Le Carnaval des Animaux’ (The Carnival of the Animals) is a musical suite of fourteen movements by the French Romantic composer Camille Saint-Saëns.
Le Carnaval was composed in February 1886 while Saint-Saëns was vacationing in a small Austrian village. It was originally scored for a chamber group of flute, clarinet, two pianos, glass harmonica, xylophone, two violins, viola, cello and double bass, but is usually performed today with a full orchestra of strings, and with a glockenspiel substituting for the rare glass harmonica.
Saint-Saëns, apparently concerned that the piece was too frivolous and likely to harm his reputation as a serious composer, suppressed performances of it and only allowed one movement, Le Cygne, to be published in his lifetime. Only small private performances were given for close friends like Franz Liszt.
Saint-Saëns did, however, include a provision which allowed the suite to be published after his death, and it has since become one of his most popular works. It is a favorite of music teachers and young children, along with Prokofiev’s Peter and the Wolf and Britten’s The Young Person’s Guide to the Orchestra.

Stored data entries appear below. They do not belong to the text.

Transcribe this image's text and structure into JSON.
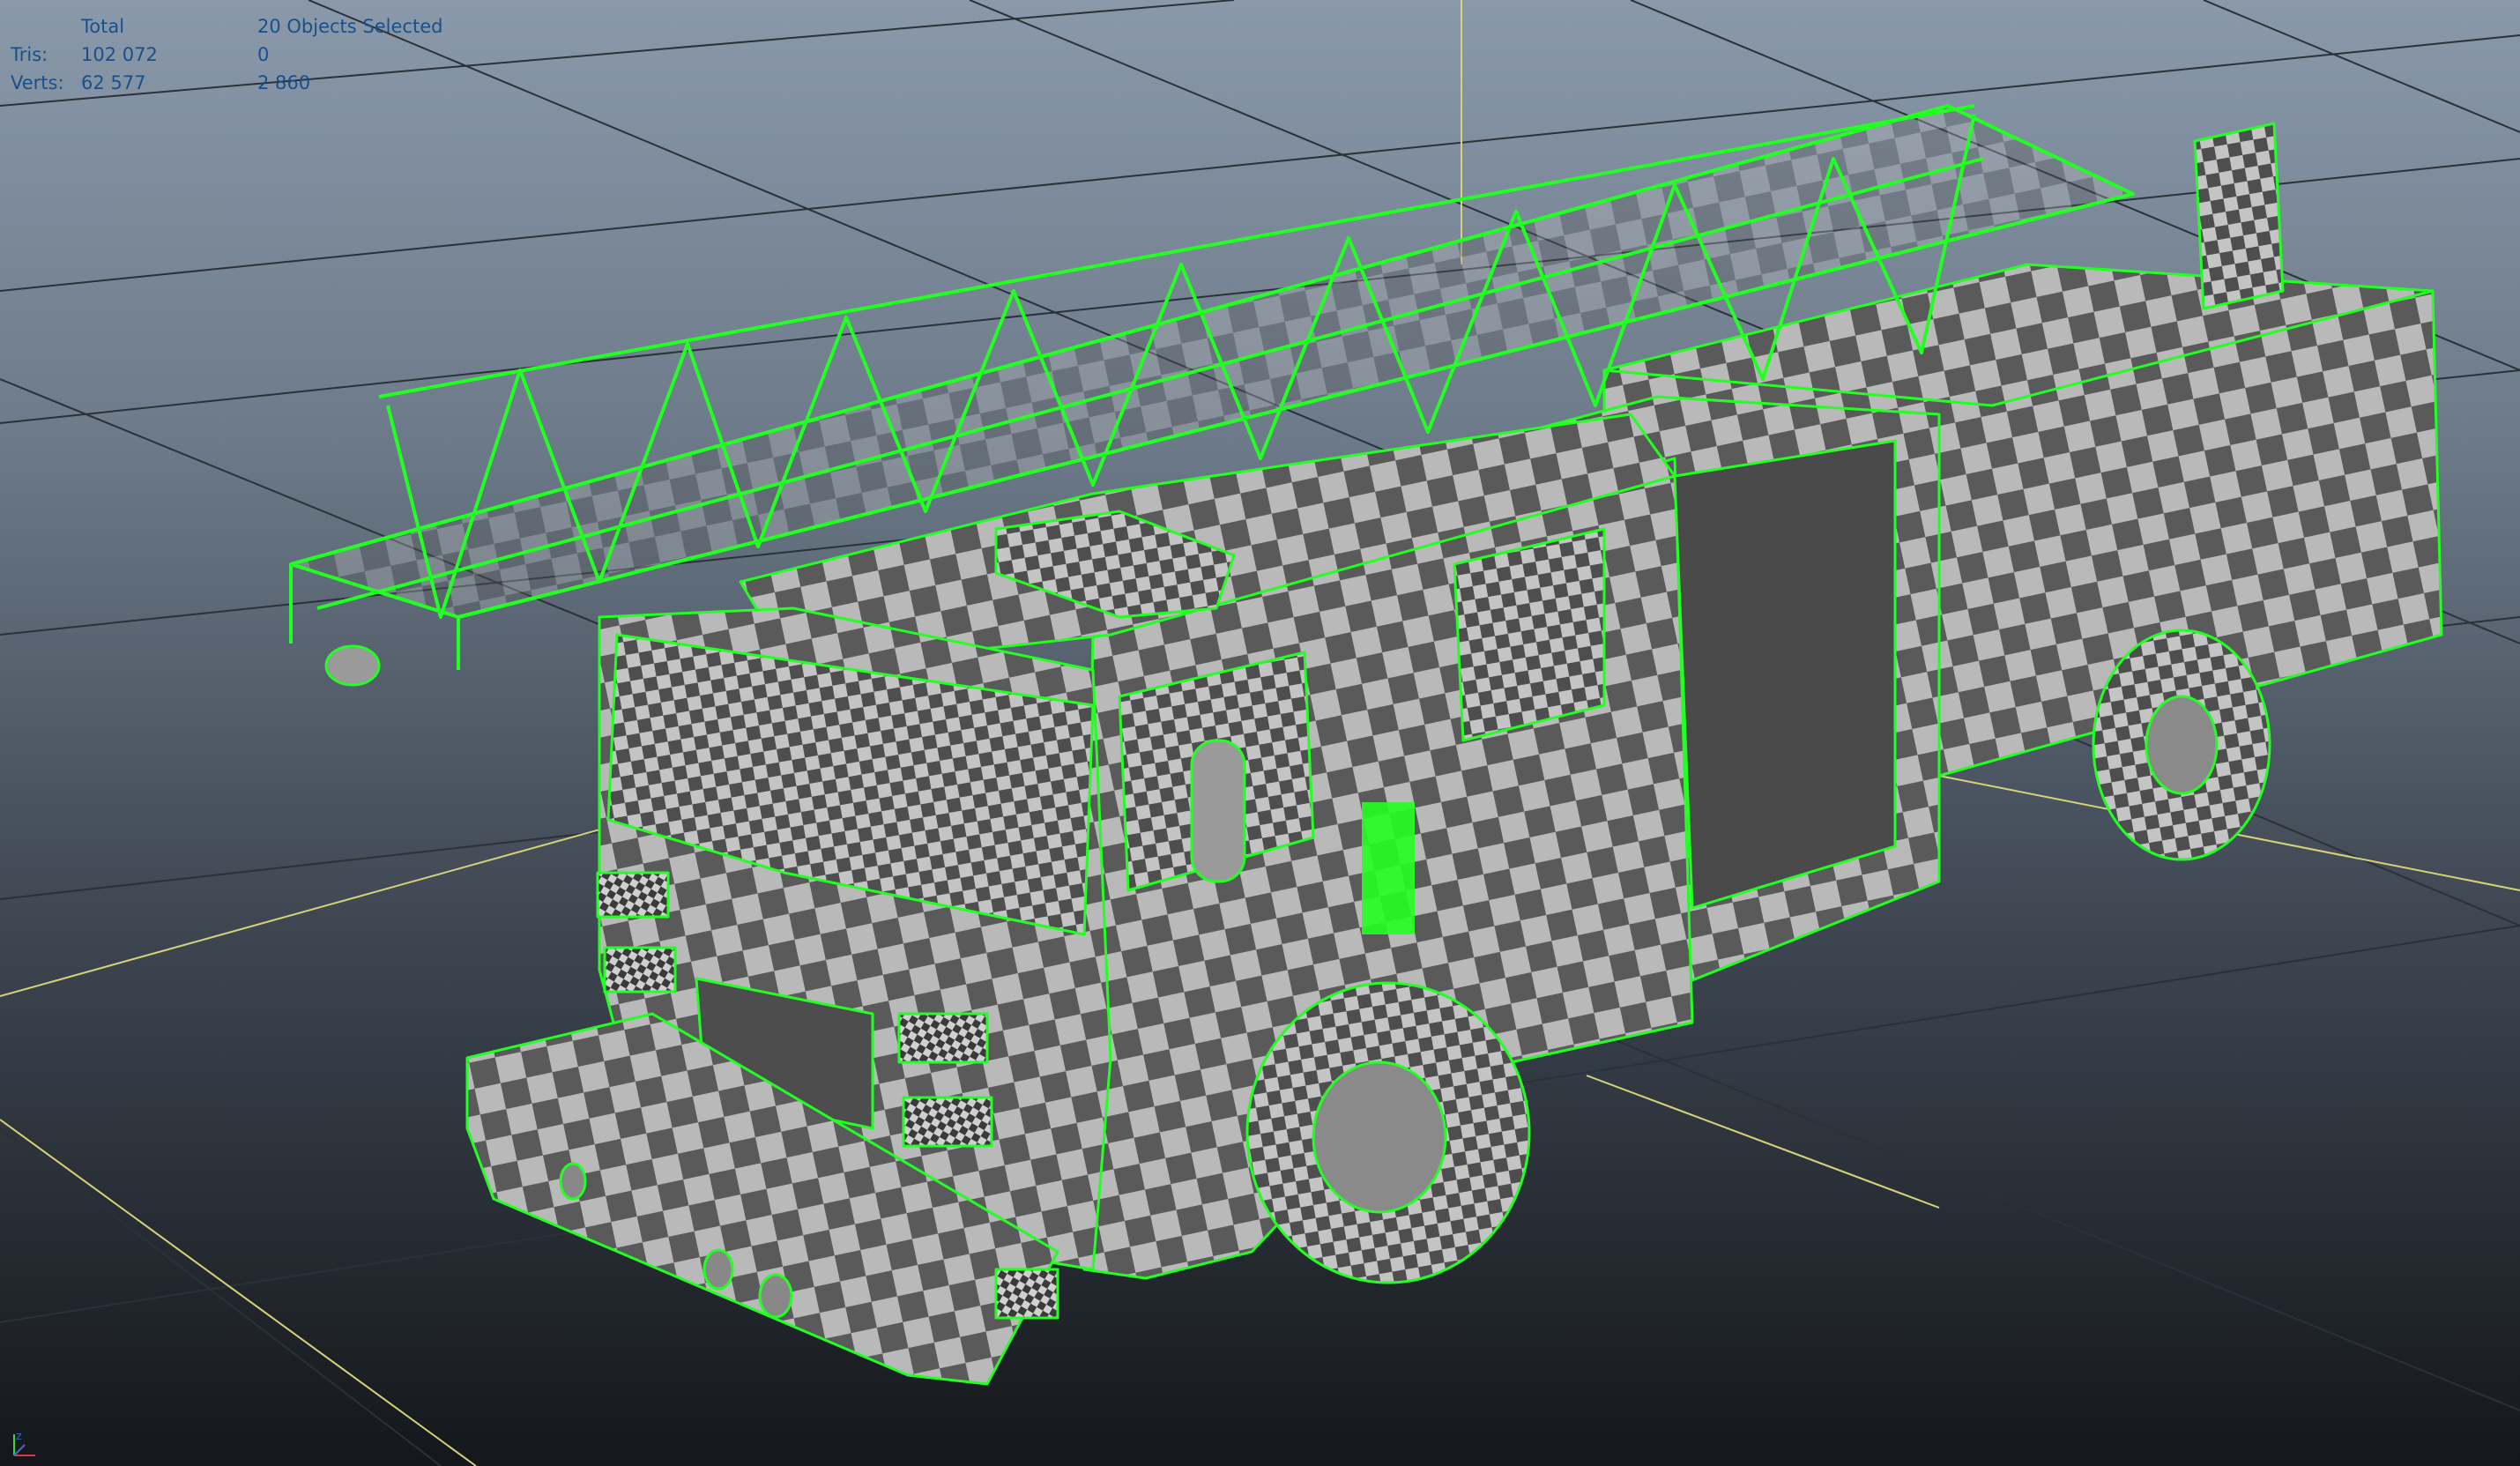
{
  "hud": {
    "total_header": "Total",
    "selected_header": "20 Objects Selected",
    "rows": [
      {
        "label": "Tris:",
        "total": "102 072",
        "selected": "0"
      },
      {
        "label": "Verts:",
        "total": "62 577",
        "selected": "2 860"
      }
    ]
  },
  "scene": {
    "object": "fire truck model",
    "background_top": "#8a99aa",
    "background_bottom": "#14171b",
    "grid_color": "#2b3138",
    "axis_line_color": "#d6d27a",
    "selection_color": "#22ff22",
    "checker_light": "#b9b9b9",
    "checker_dark": "#5a5a5a"
  },
  "axis_indicator": {
    "x_color": "#d63a3a",
    "y_color": "#3ad63a",
    "z_color": "#3a6bd6",
    "z_label": "Z"
  }
}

Strings without double-bass, two pianos, flute, and harmonica: This is one of the more musically rich movements. The melody is played by the flute, backed by the strings, on top of tumultuous, glissando like runs in the piano. The first piano plays a descending ten-on-one ostinato, while the second plays a six-on-one. These figures, plus the occasional glissando from the harmonica, are very evocative of a peaceful, dimly-lit aquarium. This intermittent section where the pianos play high sixteenths is reminiscent of parts of Tchaikovsky’s ballet, The Nutcracker.